Stuart William Holmes
Stuart William Holmes left school at the age of fifteen and found himself interested in pursuing a military career. The British military would only take a recruit once they were seventeen and a half so, biding his time, he joined as soon as he was of age. Learning to fly, he frequently flew over the Korean, Chinese, and Japanese coastlines to assessing the weather. As he explains, his experience in basic training as well as his instruction in flight school varied depending on his instructors. One such experience involved a lack of training in how to taxi which culminated in crashing into another aircraft. Having stationed with Americans as well as Australians, Stuart William Holmes describes the unique situation of watching Americans drink tea while Australians drank coffee in response to their own opinions on the decency of the beverages available. Finally, he explains his lack of fear during his flights. He attributes this to the hubris of youth; he felt then that no one would dare attack the Great British Empire.

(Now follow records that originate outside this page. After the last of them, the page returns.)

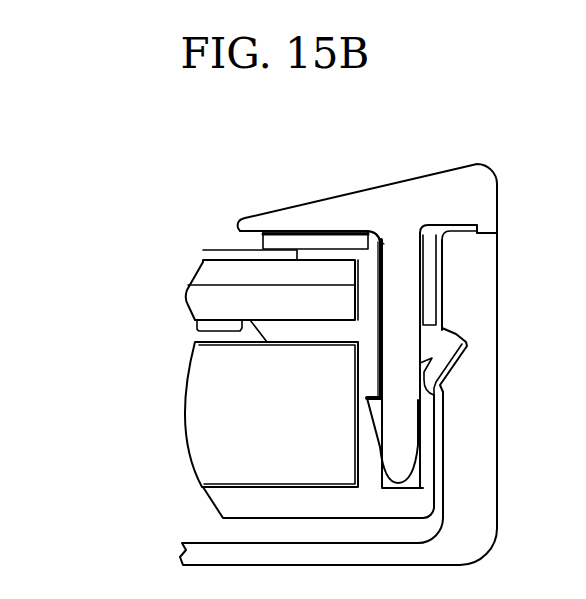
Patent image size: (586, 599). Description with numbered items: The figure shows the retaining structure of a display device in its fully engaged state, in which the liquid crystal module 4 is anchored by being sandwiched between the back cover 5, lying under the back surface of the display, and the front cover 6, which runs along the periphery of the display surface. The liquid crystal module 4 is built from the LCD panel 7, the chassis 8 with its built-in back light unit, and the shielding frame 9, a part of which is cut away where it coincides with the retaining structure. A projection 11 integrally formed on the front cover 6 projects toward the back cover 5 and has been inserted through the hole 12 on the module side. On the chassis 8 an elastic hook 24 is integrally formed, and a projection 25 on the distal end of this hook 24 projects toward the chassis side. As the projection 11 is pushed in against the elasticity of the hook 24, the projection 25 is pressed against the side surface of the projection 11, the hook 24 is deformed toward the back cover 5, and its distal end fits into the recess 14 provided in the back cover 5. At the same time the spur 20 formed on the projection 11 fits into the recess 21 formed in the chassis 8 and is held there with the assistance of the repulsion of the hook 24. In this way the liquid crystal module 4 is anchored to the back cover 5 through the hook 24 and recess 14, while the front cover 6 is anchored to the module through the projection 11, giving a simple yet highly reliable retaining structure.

The liquid crystal module 4 is at (130, 410).
The back cover 5 is at (483, 475).
The front cover 6 is at (435, 175).
The LCD panel 7 is at (203, 303).
The chassis 8 is at (227, 502).
The shielding frame 9 is at (309, 237).
The projection 11 is at (383, 345).
The hole 12 is at (382, 244).
The recess 14 is at (447, 342).
The spur 20 is at (380, 430).
The recess 21 is at (372, 400).
The hook 24 is at (433, 384).
The projection 25 is at (447, 340).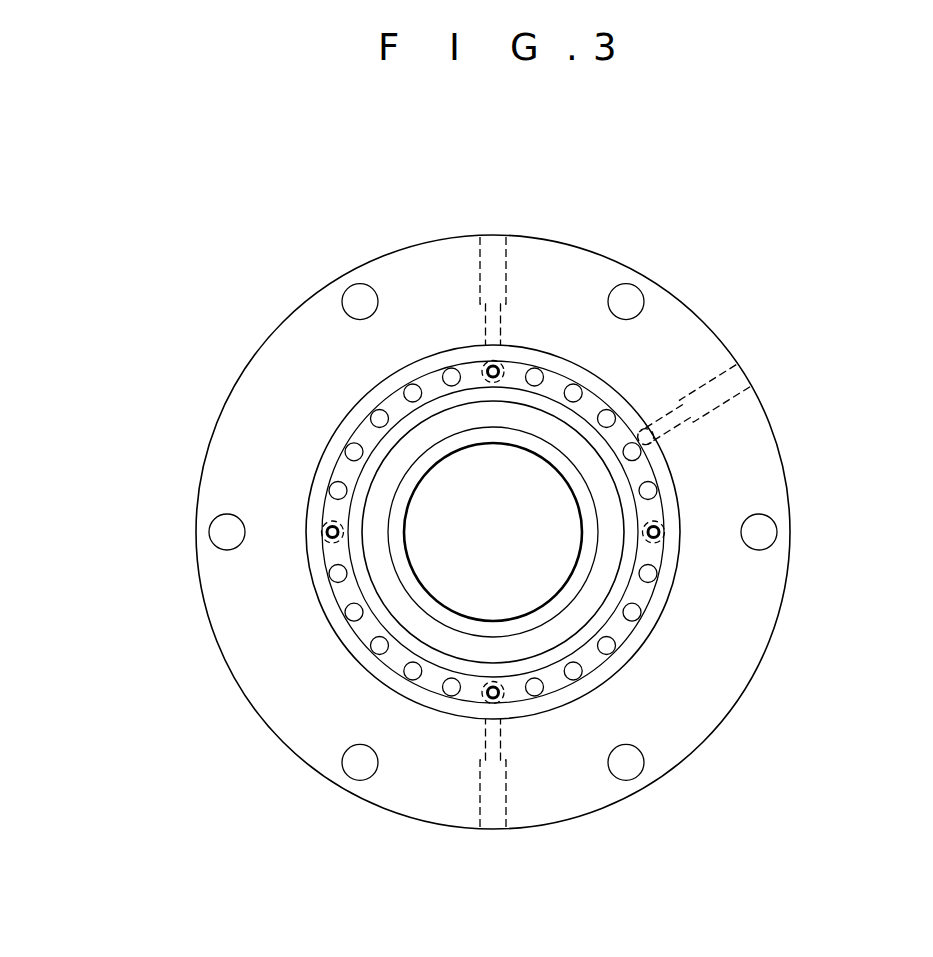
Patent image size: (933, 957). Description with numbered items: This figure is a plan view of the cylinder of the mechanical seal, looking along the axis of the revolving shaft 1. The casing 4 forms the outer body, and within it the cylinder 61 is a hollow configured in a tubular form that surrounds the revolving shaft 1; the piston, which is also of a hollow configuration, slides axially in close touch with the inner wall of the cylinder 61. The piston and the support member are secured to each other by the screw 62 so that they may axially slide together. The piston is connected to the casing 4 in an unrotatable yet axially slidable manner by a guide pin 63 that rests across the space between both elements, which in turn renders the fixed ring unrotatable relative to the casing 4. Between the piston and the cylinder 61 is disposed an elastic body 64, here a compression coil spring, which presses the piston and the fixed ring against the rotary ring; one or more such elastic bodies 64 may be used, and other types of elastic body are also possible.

The revolving shaft 1 is at (412, 573).
The casing 4 is at (198, 510).
The cylinder 61 is at (458, 352).
The screw 62 is at (327, 537).
The guide pin 63 is at (350, 450).
The elastic body 64 is at (373, 420).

Never Taxi'd Aircraft On My Own
Stuart William Holmes describes his flight training during the Korean War. He explains that his initial flight instructor did not provide adequate instruction, leaving Stuart Holmes feeling ill equipped to handle the taxi in-and-out procedures. This resulted in an accident when he crashed his plane into another as he tried to taxi after a flight.
Heard of Them But Didn't Know Much About Them
Stuart William Holmes describes going to breakfast with American and Australian soldiers. He describes his incredulity at observing American soldiers drinking tea and Australian soldiers drinking coffee, when he had assumed the choices would have been switched. Both sides confess that they found the coffee/tea offered as weak imitations of what their country offered and so opted for the opposite preference.
No One Would Dare Attack The Great British Empire
Stuart William Holmes describes flying at night over the coasts of Korea, Japan, and China. He explains that he rarely felt scared, which he attributes to the hubris of youth. He elaborates that occasionally it would be reported that someone was following them which gave him a 'twitch' but otherwise, he felt no fear.